Anyway, it has been good to be back in Western Canada, starting with the Calgary Stampede. It’s easy to mock the faux-Western pretensions of the Stampede, but it’s a genuine tradition and it provides more of a sense of regional identity than anything else you’ll find west of Quebec. And at the heart of the Stampede is a real rodeo, one of the best in North America. If you skip the corporate and political events and build your time around the afternoon rodeo—bareback, saddle bronc, bull riding, roping, barrel racing, and steer wrestling—and the evening chuckwagons and Indian Relay races, it’s impossible not to have a great time. 

Stampede has always been a strongly integrative experience. For more than a century it has brought Calgarians together, wherever they’ve come from, and local First Nations have been at the core of the vent from the beginning. The first saddle bronc champion was Tom Three Persons, from the Kainai (Blood) Nation, a local cowboy and eventually a successful rancher. There was a Chinese-Canadian Stampede Queen, Jenny Chow back in 1958 (candidates were put forward by local civil society organisations, and Miss Chow was sponsored by the Calgary Fire Department), and four years before that, there was, Evelyn Eagle Speaker, an Indigenous Stampede Queen (the first and still only—there is a separate First Nations Princess who acts as-co Stampede royalty).
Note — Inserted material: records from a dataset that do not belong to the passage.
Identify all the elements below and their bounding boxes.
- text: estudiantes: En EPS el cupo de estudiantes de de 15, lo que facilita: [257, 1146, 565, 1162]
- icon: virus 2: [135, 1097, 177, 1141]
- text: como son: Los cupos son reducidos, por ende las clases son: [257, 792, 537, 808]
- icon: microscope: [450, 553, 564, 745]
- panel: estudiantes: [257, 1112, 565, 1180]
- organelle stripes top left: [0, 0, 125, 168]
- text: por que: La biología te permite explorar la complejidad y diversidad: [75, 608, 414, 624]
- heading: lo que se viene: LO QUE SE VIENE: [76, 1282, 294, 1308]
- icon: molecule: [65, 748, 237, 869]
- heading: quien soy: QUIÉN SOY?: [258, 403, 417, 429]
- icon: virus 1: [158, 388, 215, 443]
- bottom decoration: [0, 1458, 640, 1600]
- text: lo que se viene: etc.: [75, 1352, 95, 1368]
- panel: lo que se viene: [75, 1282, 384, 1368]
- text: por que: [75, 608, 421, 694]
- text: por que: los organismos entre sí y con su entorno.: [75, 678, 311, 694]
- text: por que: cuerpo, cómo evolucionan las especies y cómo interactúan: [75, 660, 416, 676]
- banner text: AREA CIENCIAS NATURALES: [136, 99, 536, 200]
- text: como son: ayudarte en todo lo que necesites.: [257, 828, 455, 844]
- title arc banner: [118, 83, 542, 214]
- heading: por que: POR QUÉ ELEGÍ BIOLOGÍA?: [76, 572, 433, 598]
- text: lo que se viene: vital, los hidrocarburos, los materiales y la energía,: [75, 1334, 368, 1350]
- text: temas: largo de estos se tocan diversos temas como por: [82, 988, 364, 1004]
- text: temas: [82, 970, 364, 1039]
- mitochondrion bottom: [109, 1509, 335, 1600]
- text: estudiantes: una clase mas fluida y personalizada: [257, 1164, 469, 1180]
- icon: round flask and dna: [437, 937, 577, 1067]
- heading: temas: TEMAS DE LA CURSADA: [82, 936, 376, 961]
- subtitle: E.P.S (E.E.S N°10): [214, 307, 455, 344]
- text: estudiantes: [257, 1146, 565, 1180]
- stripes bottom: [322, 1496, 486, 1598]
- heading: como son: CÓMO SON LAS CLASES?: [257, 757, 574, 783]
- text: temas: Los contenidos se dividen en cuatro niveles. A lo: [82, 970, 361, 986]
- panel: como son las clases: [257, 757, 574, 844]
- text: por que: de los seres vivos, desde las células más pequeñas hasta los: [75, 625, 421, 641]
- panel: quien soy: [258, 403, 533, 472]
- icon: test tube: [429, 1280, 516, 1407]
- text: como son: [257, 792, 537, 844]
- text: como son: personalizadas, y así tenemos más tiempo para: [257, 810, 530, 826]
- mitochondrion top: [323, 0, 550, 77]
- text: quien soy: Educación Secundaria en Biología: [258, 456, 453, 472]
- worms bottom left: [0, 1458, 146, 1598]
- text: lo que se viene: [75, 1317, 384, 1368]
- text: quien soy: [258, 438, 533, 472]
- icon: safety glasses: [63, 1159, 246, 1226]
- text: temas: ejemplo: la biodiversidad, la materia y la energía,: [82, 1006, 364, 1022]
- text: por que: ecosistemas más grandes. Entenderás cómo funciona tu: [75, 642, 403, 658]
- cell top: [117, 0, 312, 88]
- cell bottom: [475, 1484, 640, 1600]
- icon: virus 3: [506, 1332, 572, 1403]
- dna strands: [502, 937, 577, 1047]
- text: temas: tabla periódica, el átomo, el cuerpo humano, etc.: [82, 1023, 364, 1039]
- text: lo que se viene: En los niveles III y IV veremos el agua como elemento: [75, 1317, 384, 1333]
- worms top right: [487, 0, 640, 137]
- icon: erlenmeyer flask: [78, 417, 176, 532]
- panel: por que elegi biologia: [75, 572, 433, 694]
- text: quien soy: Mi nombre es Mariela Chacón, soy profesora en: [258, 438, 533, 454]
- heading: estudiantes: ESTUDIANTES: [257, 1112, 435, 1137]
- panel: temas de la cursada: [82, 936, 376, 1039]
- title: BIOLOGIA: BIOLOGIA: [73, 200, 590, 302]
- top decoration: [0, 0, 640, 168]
Now that Canada, having given up without even trying on boosting our birth rate, plans to grow rapidly and almost exclusively through immigration, events like Stampede are more important than ever. During Stampede, most businesses, neighbourhoods, as well as religious and ethnic communities, host pancake breakfasts, and you can see families who just arrived in Canada wearing the same Western outfits as enthusiastically and unconvincingly as any native-born Calgarian. I often wonder what a newcomer to Southern Ontario does to signal that they want to be an active part of their new community—call into The Fan to complain about the Leafs’ management, I assume. Canada has too few truly communal festivals—events that bring us together as part of a shared culture in a place with a proud history and a distinct identity—to afford to be cynical about Stampede.

* * *

From Calgary to Victoria, where I grew up and my parents still live. Most of the city, including my old neighbourhood, is still as idyllic as ever and at least superficially unchanged, but the downtown has visibly degenerated in the last decade so that several downtown blocks resemble the grittier parts of Vancouver. At the same time, developers have busted through the city’s old notional height restrictions to erect shiny new condo towers with harbour views. Give it another decade and the skyline will be a miniature copy of Vancouver or Toronto, my metwands for banal urbanity. 

Toronto’s physical unloveliness is now internationally proverbial. At recent a architecture lecture I attended in Oxford, a speaker damned London’s current development—an invading army of skyscrapers in the internationalist style—by comparing it to Dubai…and Toronto. Vancouver’s ugliness is less commonly noted, but that’s because the repetitive glass towers are overshadowed by such an extraordinary natural setting. When people say Vancouver is a beautiful city, what they mean is it’s a city in a beautiful place. The built city, at least the parts built after 1970, ranges from dull to dire. I love Vancouver, but there aren’t six buildings you would be excited to show off to a visitor. And with wealthy residents isolated in mirrored boxes high above the squalid alleys and spreading encampments, it is increasingly grotesque, aesthetically and morally. 

Still, as I said, it is good to be back in the West, where Canada still feels vital and confident, even if the wider country is sliding into irrelevance.